Catatan yang dikumpulkan dua peneliti itu menyebutkan, meski masih ambigu, hanya ada satu informasi bahwa larva BSF mungkin dikonsumsi oleh sebagian warga Kadazan Dusun di Sabah, Malaysia. Di sana, ada lebih dari 60 spesies serangga yang bisa dimakan, terutama oleh penduduk asli. Salah satunya adalah maggot, yang diperoleh dari proses fermentasi tapioka.

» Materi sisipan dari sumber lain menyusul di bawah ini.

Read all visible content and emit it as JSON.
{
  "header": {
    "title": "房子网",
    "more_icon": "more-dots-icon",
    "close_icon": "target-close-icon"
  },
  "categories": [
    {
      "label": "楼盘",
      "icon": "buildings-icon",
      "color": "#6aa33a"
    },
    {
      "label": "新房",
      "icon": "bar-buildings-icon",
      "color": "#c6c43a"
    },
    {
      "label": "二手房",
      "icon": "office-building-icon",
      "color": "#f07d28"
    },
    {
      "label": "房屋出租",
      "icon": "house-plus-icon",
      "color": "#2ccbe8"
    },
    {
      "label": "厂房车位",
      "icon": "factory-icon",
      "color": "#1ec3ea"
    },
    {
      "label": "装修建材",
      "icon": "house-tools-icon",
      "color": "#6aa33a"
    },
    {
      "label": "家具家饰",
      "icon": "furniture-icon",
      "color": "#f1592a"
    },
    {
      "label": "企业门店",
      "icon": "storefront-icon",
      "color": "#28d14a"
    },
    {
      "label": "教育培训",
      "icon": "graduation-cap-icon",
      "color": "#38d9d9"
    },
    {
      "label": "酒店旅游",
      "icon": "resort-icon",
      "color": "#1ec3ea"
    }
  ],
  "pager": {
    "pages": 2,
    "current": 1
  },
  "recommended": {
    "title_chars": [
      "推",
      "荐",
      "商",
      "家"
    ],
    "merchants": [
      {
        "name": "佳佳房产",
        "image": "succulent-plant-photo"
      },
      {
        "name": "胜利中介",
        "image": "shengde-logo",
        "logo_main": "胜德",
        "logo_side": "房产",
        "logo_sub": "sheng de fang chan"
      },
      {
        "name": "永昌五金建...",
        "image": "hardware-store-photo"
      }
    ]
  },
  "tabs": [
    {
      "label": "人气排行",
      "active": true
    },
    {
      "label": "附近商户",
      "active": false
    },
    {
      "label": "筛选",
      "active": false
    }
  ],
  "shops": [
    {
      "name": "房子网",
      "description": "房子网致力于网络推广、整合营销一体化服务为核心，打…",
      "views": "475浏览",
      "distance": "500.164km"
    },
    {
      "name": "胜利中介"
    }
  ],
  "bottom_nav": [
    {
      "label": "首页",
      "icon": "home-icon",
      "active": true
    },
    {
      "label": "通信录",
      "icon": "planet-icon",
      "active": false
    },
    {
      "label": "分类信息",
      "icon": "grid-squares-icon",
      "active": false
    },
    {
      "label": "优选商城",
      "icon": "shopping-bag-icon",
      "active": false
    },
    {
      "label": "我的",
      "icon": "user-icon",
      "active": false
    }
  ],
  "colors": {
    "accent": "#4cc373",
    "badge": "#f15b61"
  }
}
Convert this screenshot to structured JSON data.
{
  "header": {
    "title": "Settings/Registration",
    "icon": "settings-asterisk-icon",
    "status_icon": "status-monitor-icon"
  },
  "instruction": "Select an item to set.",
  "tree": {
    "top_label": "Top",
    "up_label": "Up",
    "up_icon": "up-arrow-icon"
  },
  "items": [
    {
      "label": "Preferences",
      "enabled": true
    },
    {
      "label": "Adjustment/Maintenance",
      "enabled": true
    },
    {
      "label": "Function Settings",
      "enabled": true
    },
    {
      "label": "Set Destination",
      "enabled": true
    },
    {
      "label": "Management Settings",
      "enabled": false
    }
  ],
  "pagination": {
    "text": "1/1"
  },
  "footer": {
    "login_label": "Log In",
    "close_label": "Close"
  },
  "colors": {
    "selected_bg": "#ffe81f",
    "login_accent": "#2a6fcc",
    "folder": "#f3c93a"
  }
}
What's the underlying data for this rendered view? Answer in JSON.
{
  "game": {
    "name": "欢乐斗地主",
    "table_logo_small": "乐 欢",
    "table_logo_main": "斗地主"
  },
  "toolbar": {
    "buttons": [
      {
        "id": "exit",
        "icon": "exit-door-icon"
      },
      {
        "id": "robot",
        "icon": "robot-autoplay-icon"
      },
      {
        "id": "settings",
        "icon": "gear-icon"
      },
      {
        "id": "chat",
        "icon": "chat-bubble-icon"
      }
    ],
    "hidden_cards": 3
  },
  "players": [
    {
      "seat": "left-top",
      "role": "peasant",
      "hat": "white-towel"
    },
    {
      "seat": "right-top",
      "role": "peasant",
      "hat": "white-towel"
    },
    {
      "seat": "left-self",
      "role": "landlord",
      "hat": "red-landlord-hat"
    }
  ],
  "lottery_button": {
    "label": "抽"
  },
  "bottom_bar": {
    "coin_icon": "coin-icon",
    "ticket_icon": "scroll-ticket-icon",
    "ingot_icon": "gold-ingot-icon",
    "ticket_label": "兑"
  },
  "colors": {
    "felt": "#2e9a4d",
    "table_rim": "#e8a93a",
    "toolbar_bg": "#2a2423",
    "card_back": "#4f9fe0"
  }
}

Penelitian lain di University of Queensland menyebutkan, maggot mengandung zinc dan besi lebih banyak dibanding daging. Mengutip data dari situs universitas itu, kandungan kalsium maggot lebih tinggi dibanding susu. Kurang dari setengah hektar larva BSL mampu memproduksi protein lebih banyak dibanding padang ternak seluas 1.200 hektar atau 52 hektar lahan kedelai.

“Jika Anda peduli lingkungan, Anda harus menerima dan mau makan protein dari serangga,” kata Professor Louw Hoffman, ilmuwan universitas itu.